Crónica de una salida anunciada


Después de más de un mes sin traspasar el umbral de la puerta de mi casa, ya a punto de treparme por las paredes, esta mañana pude salir ¡sola y manejando! Este arresto domiciliario va para largo, pero conseguí esa libertad bajo palabra por algo más de una hora, y la sensación fue indescriptible.
Me puse un gorro azul “medicina interna”, de una de las piyamas de Elisa mi hija cuando era residente de esa especialidad, mis lentes de sol, y la mascarilla que dice #SeVan que tuvo a bien obsequiarme Alejandra.
Tuve un par de tropiezos a la hora de salir: uno, que el portón eléctrico no abrió con el control remoto, hubo que abrirlo manualmente; y otro, que no podía respirar con la fabulosa mascarilla, por lo que tuve que hacer mi recorrido con una de las quirúrgicas. Pero me fui.
Mi primera parada era en Arroyo Hondo, a buscar levadura y harina para pan que Carmen consiguió ayer. Luego, pasé por Los Jardines, por casa de Héctor, a darle un bocinazo para que se dejara ver y saludarnos de lejos. Salí premiada con un trozo de quipe horneado.
De ahí, por Agricultura salí a la autopista, hasta la Ortega y Gasset y, vía túnel de la UASD (o sea, pasé por debajo de la casa de María Filomena), llegué a Gascue, a casa de Gisela, previa parada donde el frutero de su esquina, al que compré unos mangos que se ven ricos, y procuré unas naranjas agrias y una guanábana que el extranjero que limpia tuvo a bien entregarme.
Bueno, y regresé a casa, otra vez abriendo el portón manualmente con ese solazo (por supuesto, Elisa bajó las dos veces, de salida y de regreso, a realizar esa hazaña, porque ¡qué portón que pesa!), y del proceso de desinfección, mejor ni les cuento. Hay que vivir con una infectóloga para medianamente entender eso.
Aquí me esperaban unos chicharrones mortales que dejé adelantados en la estufa, con plátanos verdes, los que mejor me han quedado en la vida.

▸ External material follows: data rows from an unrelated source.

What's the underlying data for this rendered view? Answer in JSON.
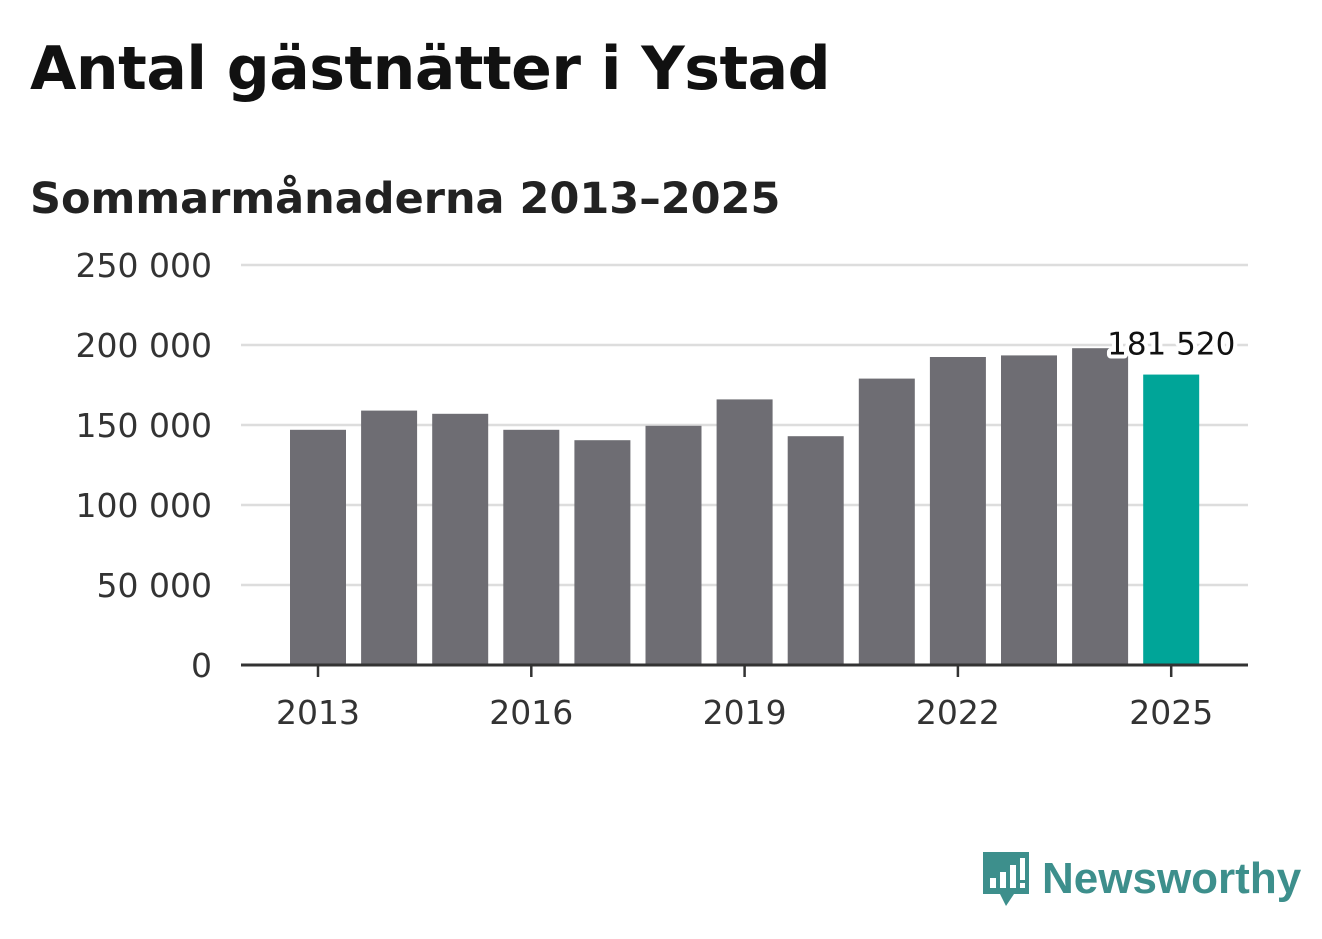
{
  "title": "Antal gästnätter i Ystad",
  "subtitle": "Sommarmånaderna 2013–2025",
  "brand": {
    "name": "Newsworthy",
    "icon": "newsworthy-logo-icon",
    "color": "#3d8f8c"
  },
  "chart_data": {
    "type": "bar",
    "categories": [
      "2013",
      "2014",
      "2015",
      "2016",
      "2017",
      "2018",
      "2019",
      "2020",
      "2021",
      "2022",
      "2023",
      "2024",
      "2025"
    ],
    "values": [
      147000,
      159000,
      157000,
      147000,
      140500,
      149500,
      166000,
      143000,
      179000,
      192500,
      193500,
      198000,
      181520
    ],
    "ylim": [
      0,
      250000
    ],
    "yticks": [
      0,
      50000,
      100000,
      150000,
      200000,
      250000
    ],
    "ytick_labels": [
      "0",
      "50 000",
      "100 000",
      "150 000",
      "200 000",
      "250 000"
    ],
    "xticks": [
      "2013",
      "2016",
      "2019",
      "2022",
      "2025"
    ],
    "highlight_category": "2025",
    "highlight_label": "181 520",
    "grid": true,
    "colors": {
      "bar": "#6e6d73",
      "highlight": "#00a598",
      "grid": "#dddddd",
      "axis": "#333333"
    }
  }
}
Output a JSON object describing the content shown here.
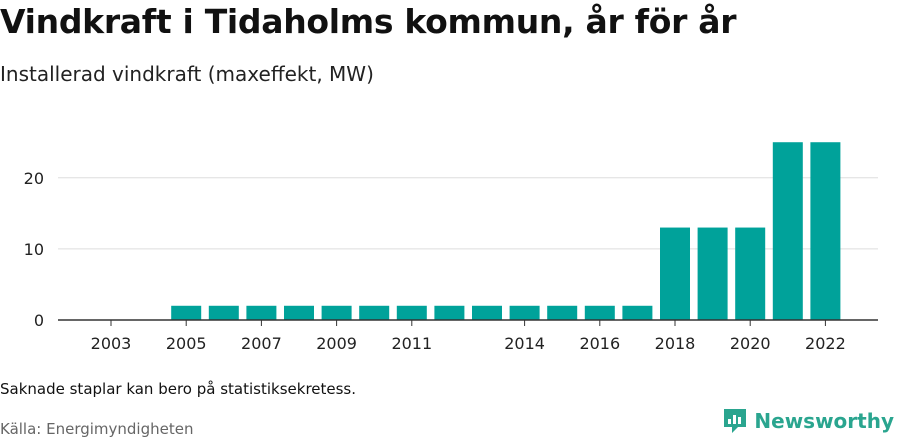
{
  "title": "Vindkraft i Tidaholms kommun, år för år",
  "subtitle": "Installerad vindkraft (maxeffekt, MW)",
  "note": "Saknade staplar kan bero på statistiksekretess.",
  "source": "Källa: Energimyndigheten",
  "brand": {
    "name": "Newsworthy",
    "icon": "newsworthy-logo-icon",
    "color": "#2aa58f"
  },
  "chart_data": {
    "type": "bar",
    "categories": [
      "2003",
      "2004",
      "2005",
      "2006",
      "2007",
      "2008",
      "2009",
      "2010",
      "2011",
      "2012",
      "2013",
      "2014",
      "2015",
      "2016",
      "2017",
      "2018",
      "2019",
      "2020",
      "2021",
      "2022"
    ],
    "x_tick_labels": [
      "2003",
      "2005",
      "2007",
      "2009",
      "2011",
      "2014",
      "2016",
      "2018",
      "2020",
      "2022"
    ],
    "values": [
      null,
      null,
      2,
      2,
      2,
      2,
      2,
      2,
      2,
      2,
      2,
      2,
      2,
      2,
      2,
      13,
      13,
      13,
      25,
      25
    ],
    "ylim": [
      0,
      27
    ],
    "y_ticks": [
      0,
      10,
      20
    ],
    "bar_color": "#00a29a",
    "grid": true,
    "xlabel": "",
    "ylabel": ""
  }
}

Pero lo que en realidad quiero contarles es cómo me sentí durante ese recorrido que, como ven, no parece tener nada especial. Era como si yo nunca hubiera estado en esta ciudad en la que nací, crecí, envejecí y todavía vivo. Ese sol que normalmente me molesta tanto, me pareció divino. Esos camiones que tanto odio me lucieron lindos. Todo, absolutamente todo, lo vi con otros ojos. Bueno, no. Me pareció terrible ver, al final de la mañana, las filas en las aceras fuera de todos los bancos por donde pasé, que fueron muchos. Por suerte, no pasé por ningún supermercado.
Me sentí ajena a todo esto, invisible, como si lo estuviera viendo todo desde lejos, hasta que, en una esquina cercana a mi casa, por cierto, frente a la casa de Alejandra, me encontré con Julia y me señaló que no portaba la mascarilla que había publicado en las redes antes de salir. ¡“Regoso” a que Alejandra la oyera!
Cuando, ya en casa, me disponía a llamar a Alejandra a plantearle que no se podía respirar con la mascarilla, me dice mi hija que ella misma la había rellenado con la copa de un sostén. La cambié por una servilleta de papel y quedó perfecta. Encima, tan poco dada que soy al maquillaje, y ¡se me ocurrió ponerme pintalabios! Ya saben.
Entonces, después de la desinfección, me la puse de nuevo y me tomé la otra foto en la puerta de mi casa, para redimir la mascarilla y resarcir a Alejandra.
Y el final de esta historia es que, la mismísima que me concedió el momento de libertad me ha mandado un diploma que necesito que ustedes me ayuden a interpretar. Mientras, regreso al mundo real: ¡a fregar!